ICPC 2025
Sun 27 - Mon 28 April 2025 Ottawa, Ontario, Canada
co-located with ICSE 2025

Test automation plays a crucial role in ensuring software security. It heavily relies on formal specifications to validate the correctness of the system behavior. However, the main approach to defining these formal specifications is through manual analysis of software documents, which requires a significant amount of engineering effort from experienced researchers and engineers. Meanwhile, system update further increases the human labor cost to maintain a corresponding formal specification, making the manual analysis approach a time-consuming and error-prone task.

Recent advances in Large Language Models (LLMs) have demonstrated promising capabilities in natural language understanding. Yet, the feasibility of using LLMs to automate the extraction of formal specifications from documents remains unexplored. We conduct an empirical study by constructing a comprehensive dataset comprising 603 specifications from 37 documents across three representative open-source software. We then evaluate the most recent LLMs’ capabilities in extracting formal specifications from documents in an end-to-end fashion, including GPT-4o, Claude, and Llama.

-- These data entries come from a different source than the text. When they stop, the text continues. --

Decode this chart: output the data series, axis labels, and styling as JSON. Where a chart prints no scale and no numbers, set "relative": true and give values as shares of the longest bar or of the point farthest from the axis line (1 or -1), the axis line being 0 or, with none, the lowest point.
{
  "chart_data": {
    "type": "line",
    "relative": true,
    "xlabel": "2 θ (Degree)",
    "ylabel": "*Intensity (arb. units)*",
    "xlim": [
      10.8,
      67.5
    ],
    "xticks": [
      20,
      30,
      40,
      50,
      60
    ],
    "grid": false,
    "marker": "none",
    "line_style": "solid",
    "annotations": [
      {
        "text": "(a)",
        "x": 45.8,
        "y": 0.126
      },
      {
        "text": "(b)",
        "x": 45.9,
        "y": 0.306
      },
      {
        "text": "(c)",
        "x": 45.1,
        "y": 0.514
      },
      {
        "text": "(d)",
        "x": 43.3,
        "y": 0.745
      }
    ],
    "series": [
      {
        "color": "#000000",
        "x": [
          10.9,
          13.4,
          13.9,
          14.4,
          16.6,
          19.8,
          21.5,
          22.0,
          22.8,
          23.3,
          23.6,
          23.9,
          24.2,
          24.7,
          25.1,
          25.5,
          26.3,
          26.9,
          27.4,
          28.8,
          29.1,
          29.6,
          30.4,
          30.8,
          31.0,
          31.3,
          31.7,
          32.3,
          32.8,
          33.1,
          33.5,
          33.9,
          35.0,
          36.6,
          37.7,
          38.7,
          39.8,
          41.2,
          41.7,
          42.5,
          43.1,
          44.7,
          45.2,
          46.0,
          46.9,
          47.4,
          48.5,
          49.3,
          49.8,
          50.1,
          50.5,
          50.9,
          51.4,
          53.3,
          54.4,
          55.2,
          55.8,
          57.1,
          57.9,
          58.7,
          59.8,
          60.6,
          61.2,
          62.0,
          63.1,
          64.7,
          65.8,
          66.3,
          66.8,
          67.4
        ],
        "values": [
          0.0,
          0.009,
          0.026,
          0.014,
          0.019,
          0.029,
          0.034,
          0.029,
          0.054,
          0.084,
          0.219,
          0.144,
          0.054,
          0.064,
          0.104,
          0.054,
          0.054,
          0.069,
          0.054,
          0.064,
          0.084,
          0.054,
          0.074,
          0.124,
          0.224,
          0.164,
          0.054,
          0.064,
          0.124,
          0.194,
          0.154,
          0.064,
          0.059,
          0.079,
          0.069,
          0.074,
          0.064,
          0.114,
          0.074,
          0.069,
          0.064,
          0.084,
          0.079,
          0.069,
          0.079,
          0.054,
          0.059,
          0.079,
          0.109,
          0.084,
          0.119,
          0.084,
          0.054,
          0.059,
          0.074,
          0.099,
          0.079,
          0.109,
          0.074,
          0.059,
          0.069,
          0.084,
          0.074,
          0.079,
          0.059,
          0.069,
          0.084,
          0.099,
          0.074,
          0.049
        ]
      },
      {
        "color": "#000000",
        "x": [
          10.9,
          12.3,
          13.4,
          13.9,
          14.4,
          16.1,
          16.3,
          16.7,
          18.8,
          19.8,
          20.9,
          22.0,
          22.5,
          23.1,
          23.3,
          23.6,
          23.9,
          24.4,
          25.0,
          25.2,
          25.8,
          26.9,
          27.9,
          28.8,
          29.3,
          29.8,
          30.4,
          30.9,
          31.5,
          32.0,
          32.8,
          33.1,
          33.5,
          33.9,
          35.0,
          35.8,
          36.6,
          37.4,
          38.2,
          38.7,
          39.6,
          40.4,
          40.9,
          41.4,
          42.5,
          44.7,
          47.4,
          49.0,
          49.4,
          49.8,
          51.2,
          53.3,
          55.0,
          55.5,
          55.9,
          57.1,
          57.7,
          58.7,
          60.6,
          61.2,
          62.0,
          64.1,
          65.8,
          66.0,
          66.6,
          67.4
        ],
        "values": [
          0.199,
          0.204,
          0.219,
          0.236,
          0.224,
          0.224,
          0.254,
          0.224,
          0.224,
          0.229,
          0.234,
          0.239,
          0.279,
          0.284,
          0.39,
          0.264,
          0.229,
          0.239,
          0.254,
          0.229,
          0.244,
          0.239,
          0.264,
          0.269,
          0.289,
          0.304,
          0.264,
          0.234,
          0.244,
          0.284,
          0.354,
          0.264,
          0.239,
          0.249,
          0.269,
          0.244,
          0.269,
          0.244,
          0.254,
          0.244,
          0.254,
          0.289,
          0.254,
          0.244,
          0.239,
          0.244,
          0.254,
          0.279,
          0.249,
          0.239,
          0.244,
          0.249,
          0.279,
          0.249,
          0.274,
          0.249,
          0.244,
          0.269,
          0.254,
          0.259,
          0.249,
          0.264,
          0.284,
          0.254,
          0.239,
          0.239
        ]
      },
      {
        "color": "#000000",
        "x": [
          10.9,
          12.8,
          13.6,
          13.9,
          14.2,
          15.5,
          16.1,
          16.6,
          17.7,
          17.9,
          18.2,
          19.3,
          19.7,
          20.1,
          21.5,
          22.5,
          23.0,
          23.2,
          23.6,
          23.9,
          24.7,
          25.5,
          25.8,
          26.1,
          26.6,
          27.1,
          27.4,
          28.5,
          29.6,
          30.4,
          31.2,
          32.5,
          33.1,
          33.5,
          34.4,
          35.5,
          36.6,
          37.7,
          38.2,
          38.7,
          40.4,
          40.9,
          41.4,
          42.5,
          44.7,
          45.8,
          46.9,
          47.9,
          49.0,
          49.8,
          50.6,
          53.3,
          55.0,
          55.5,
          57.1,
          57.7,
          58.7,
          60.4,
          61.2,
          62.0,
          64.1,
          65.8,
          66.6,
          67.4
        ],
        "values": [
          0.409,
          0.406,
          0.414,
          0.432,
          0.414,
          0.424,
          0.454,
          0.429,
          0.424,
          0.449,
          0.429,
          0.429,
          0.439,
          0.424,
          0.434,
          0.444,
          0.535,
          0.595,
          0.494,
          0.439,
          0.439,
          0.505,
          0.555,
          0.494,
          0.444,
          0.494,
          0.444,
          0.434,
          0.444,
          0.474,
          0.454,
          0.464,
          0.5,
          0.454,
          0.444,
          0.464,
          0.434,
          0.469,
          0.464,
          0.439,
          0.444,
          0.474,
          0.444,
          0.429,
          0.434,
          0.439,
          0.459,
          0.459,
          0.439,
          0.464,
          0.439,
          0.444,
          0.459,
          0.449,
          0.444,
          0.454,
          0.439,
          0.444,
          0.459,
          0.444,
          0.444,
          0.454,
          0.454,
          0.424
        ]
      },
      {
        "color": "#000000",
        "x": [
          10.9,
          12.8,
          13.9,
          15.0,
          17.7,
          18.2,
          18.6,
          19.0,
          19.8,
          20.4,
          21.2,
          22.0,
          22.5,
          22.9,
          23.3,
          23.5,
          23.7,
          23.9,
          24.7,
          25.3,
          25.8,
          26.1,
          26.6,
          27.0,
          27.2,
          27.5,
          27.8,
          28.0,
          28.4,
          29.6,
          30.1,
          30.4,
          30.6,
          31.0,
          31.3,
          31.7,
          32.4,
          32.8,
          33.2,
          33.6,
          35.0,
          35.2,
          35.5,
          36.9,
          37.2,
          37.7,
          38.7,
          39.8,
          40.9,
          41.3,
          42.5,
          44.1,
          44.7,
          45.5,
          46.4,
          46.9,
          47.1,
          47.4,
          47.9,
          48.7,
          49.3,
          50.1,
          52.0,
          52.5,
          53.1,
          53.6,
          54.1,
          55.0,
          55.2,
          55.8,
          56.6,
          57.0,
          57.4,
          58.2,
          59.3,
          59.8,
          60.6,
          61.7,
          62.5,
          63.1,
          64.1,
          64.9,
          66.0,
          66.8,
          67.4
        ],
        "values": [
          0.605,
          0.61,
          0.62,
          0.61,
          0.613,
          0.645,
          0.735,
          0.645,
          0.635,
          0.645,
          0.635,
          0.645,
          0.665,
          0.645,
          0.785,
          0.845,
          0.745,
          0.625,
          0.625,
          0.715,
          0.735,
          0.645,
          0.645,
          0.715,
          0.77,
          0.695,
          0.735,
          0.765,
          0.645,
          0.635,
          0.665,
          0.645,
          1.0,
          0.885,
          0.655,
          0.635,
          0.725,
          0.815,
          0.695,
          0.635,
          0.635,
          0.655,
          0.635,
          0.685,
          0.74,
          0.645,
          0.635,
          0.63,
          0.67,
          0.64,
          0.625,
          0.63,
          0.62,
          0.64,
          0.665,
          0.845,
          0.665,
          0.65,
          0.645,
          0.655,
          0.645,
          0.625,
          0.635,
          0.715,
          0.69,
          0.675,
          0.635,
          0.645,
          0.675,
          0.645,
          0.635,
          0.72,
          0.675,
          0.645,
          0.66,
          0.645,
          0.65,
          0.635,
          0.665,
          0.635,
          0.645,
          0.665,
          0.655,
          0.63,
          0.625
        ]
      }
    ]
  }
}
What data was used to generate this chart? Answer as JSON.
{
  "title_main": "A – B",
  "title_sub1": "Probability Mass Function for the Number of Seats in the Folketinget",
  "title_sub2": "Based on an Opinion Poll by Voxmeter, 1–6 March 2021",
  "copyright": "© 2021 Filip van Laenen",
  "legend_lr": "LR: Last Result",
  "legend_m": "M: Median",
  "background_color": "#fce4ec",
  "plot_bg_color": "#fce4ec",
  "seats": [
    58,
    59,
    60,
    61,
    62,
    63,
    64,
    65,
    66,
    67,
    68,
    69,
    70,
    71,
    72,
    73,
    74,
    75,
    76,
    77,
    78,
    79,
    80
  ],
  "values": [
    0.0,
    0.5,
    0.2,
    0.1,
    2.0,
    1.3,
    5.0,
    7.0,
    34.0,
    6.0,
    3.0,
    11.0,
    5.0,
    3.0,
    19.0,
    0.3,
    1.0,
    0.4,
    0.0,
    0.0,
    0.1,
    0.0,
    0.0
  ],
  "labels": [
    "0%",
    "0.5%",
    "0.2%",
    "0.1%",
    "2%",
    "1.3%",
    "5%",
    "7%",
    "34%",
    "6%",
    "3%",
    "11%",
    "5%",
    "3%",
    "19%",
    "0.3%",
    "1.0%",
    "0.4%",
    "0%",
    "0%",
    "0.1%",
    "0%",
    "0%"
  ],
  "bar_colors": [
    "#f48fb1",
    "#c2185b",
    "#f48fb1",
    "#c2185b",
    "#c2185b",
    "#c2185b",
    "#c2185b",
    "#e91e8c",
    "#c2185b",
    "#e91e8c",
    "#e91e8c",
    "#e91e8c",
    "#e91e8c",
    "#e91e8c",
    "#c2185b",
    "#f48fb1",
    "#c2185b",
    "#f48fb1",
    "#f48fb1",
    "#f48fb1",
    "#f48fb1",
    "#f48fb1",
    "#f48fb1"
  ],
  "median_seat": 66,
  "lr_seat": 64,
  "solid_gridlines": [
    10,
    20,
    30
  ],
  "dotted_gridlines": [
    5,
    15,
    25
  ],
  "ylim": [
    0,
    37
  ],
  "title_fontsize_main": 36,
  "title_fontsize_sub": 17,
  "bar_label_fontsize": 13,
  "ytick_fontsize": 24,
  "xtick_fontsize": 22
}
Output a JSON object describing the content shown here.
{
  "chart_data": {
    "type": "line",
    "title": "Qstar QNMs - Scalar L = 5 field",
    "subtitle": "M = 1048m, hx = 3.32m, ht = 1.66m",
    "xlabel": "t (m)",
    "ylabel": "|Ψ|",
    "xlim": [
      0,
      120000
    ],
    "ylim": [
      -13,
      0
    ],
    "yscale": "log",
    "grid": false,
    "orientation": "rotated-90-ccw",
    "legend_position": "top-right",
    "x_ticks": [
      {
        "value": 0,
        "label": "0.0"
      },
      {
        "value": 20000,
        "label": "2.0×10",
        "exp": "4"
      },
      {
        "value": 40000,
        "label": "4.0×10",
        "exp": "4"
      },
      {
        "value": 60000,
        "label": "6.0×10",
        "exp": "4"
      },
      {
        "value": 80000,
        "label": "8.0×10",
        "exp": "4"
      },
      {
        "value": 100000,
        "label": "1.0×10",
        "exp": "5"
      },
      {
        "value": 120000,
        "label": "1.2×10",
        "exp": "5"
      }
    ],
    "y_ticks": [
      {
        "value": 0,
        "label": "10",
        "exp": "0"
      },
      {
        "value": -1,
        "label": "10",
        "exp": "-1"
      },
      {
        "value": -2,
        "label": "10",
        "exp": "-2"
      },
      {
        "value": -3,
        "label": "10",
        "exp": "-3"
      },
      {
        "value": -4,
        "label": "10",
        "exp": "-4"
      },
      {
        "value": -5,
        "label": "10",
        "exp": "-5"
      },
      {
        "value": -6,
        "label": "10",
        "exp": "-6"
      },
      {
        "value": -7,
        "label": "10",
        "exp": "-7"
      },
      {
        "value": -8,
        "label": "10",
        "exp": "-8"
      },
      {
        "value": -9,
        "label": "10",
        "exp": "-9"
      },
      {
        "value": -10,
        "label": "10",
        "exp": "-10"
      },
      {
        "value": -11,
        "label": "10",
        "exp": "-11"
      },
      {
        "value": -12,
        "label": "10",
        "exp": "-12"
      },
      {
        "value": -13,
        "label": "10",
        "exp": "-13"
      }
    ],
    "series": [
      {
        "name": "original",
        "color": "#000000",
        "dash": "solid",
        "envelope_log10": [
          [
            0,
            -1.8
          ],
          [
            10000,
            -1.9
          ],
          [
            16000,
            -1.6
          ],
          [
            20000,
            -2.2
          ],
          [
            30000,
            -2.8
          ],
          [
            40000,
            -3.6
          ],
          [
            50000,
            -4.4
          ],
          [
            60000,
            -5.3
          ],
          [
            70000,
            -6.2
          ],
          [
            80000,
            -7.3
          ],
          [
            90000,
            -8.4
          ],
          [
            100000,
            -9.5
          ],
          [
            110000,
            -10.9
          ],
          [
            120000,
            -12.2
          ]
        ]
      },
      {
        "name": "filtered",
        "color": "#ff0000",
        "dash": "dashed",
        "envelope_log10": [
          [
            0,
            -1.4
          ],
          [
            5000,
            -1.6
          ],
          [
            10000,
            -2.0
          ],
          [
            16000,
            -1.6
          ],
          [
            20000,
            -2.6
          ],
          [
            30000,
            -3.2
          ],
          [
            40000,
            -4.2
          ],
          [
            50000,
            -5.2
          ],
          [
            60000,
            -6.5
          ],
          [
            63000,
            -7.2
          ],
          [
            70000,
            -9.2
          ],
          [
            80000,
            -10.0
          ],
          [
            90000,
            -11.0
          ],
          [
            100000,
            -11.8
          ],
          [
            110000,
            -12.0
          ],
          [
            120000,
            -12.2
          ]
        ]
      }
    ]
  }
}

Our study demonstrates the application of LLMs in formal specification extraction tasks while identifying two major limitations: specification oversimplification and specification fabrication. We attribute these deficiencies to the LLMs’ inherent limitations in processing and expressive capabilities, as well as their tendency to fabricate fictional information. Inspired by human cognitive processes, we propose a novel two-stage method, annotation-then-conversion, to address these challenges. Our method decomposes the task into sentence annotation and temporal logic conversion, reducing the demands on LLMs’ processing and expressive capabilities for each subtask. Furthermore, by generating verifiable sentence-specification pairs, our method enables effective fact-checking, thereby mitigating hallucination effects. Our method demonstrates significant improvements over the end-to-end method, with a 29.2% increase in the number of correctly extracted specifications and a 14.0% improvement in average accuracy. In particular, our best-performing LLM achieves an accuracy of 71.6%.